Dates are completed, opener April 9th Clear Fork, still finishing a few rules and times. www.ohiocatguideservice.com. click on ohio cat series


----------



## catfish_hunter (May 31, 2005)

what happened to all the MWCD lakes?


----------



## AkronCATS (Nov 5, 2008)

Good question about the MCWD lakes. Maybe it was hard to get permits or maybe it made more sense to hold em closer to home(except Ohio River). This should be a great series of tournaments and I would expect some absolute pigs to be weighed in. A couple of the lakes on the schedule have definite possiblilities of 20lb+ channels


----------



## negs (May 25, 2010)

kinda of odd that most of the tournaments are being held on lakes that throwitback guides on isn't that kinda like a football team playing all their games at home? doesn't seem to fair to the rest of the anglers. would of been nice to see at least one watershed lake and a couple more sunday dates or if you going to have all saturdays you could have thru in a few sat night tourneys for the guys who work saturdays. i liked better when akroncats was running this tournament series


----------



## AkronCATS (Nov 5, 2008)

negs said:


> kinda of odd that most of the tournaments are being held on lakes that throwitback guides on isn't that kinda like a football team playing all their games at home? doesn't seem to fair to the rest of the anglers. would of been nice to see at least one watershed lake and a couple more sunday dates or if you going to have all saturdays you could have thru in a few sat night tourneys for the guys who work saturdays. i liked better when akroncats was running this tournament series


Negs, I appreciate the compliments, however, I don't think that Skip is trying to get any kind of advantage based on where he runs his tournaments. I encourage you and everyone else to give his tournament series a fair chance.


----------



## throwitback (Jun 10, 2010)

Hey guys, as far as the dates and lakes goes it kind of has to fit with available dates with available lakes along with any other schedules I have with work.I tried my best to scatter them across the eastern part of Ohio. If you arent able to do the day tournaments try the www.twistedwhiskerz.com series.

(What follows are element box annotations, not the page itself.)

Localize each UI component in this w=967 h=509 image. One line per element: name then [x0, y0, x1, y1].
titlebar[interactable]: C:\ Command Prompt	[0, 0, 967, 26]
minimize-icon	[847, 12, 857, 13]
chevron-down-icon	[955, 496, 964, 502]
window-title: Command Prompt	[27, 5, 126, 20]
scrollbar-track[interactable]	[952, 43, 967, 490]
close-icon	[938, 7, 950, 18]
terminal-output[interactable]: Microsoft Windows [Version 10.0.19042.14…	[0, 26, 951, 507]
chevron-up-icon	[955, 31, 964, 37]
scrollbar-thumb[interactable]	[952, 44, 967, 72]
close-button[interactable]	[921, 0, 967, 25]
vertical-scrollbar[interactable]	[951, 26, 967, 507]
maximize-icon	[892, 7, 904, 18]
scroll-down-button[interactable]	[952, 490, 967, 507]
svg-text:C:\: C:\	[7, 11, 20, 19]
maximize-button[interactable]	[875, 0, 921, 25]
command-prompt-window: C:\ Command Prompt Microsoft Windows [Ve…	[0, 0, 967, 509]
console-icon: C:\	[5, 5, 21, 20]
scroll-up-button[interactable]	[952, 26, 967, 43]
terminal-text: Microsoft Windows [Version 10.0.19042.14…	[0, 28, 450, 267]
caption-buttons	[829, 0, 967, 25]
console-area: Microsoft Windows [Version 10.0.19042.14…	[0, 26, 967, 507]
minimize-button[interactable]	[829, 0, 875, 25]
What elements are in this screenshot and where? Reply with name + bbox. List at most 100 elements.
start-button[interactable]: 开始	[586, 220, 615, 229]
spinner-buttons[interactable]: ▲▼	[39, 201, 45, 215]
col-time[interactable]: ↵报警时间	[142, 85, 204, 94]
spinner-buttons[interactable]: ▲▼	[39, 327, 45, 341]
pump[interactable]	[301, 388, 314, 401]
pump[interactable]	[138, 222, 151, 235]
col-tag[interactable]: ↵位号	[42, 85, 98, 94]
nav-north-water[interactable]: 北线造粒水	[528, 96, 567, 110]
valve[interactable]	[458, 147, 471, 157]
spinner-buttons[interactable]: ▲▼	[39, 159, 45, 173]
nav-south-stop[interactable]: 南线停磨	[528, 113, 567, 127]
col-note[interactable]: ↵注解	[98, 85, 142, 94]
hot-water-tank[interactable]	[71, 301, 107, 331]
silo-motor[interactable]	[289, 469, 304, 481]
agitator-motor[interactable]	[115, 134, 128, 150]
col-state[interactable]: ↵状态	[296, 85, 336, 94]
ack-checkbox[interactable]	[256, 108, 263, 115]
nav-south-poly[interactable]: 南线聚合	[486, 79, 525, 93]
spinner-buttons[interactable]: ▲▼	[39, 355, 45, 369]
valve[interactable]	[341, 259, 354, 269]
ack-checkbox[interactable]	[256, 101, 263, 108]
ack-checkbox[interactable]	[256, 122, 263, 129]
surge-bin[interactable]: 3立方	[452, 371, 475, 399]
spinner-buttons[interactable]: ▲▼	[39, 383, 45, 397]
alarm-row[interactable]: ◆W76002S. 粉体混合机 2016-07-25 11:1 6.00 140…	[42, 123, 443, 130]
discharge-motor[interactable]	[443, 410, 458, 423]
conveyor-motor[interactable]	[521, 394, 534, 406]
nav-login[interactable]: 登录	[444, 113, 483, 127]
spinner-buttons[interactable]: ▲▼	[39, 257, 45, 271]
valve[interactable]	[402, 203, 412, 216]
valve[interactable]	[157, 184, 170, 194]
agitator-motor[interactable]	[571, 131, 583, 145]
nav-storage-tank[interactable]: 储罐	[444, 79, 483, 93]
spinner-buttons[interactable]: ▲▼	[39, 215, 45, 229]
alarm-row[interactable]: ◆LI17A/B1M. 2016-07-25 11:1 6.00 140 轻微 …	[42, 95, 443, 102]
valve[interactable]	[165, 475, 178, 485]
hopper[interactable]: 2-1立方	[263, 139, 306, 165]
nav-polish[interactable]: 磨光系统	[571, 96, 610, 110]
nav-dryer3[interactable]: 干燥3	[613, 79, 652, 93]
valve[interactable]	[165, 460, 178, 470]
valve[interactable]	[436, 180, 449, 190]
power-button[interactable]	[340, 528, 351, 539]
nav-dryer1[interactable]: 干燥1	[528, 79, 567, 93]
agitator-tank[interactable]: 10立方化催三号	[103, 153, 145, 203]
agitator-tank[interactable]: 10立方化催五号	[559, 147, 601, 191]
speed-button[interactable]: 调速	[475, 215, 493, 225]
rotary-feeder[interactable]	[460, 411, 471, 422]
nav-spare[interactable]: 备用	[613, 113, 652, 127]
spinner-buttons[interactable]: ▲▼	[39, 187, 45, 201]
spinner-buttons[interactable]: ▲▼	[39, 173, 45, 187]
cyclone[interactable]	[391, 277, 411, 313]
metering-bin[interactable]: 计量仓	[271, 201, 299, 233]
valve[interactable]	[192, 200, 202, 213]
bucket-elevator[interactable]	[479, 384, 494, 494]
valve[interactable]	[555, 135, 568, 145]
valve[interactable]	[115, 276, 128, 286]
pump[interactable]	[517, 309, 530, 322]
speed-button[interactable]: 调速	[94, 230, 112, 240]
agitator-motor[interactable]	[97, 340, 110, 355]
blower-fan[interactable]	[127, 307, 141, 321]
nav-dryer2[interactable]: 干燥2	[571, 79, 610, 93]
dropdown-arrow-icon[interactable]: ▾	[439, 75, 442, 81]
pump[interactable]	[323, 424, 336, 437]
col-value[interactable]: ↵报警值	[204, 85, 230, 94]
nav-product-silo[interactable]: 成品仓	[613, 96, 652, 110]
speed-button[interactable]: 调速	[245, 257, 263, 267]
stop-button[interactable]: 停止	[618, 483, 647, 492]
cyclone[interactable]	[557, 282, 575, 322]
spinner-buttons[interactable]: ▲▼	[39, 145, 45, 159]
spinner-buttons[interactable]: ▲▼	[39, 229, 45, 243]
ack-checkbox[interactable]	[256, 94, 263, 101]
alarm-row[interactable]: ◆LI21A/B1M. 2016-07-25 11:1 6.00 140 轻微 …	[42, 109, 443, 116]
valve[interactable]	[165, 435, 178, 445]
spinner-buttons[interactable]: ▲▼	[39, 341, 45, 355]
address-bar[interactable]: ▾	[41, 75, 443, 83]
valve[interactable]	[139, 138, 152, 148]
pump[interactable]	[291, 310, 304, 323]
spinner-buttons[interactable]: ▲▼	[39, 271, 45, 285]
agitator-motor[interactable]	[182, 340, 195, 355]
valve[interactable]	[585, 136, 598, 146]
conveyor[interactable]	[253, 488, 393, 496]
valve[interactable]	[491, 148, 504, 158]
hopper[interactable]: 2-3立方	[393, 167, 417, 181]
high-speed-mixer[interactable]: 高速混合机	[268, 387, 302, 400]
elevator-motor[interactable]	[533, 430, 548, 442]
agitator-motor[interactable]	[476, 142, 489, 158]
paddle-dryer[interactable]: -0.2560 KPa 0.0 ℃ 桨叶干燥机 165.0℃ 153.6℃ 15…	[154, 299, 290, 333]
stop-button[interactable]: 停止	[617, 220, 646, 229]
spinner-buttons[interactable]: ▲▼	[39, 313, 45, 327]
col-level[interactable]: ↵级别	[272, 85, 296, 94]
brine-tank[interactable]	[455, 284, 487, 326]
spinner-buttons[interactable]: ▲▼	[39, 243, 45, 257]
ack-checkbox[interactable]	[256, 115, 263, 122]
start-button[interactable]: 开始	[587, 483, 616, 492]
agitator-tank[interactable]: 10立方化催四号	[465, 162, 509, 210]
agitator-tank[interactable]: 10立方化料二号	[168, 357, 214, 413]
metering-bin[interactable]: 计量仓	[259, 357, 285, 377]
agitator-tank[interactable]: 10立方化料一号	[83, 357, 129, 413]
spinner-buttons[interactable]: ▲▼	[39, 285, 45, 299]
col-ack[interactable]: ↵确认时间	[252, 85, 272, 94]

Its a real shame that you have to think I chose lakes that I guide on, out of the whole list of lakes I only guided on 2 of them last year. I have no set lake to guide on , its where ever the client wants to go. I am on portage alot just because I live near it, the last tournament we had there I did not win it. Im running this series to have guys get together and have some competition. I cant make everyone happy all the time and I shouldnt have to explain myself. You are all welcome to attend and I look forward to meeting some new faces, if you feel its not fair than by all means stay home.


----------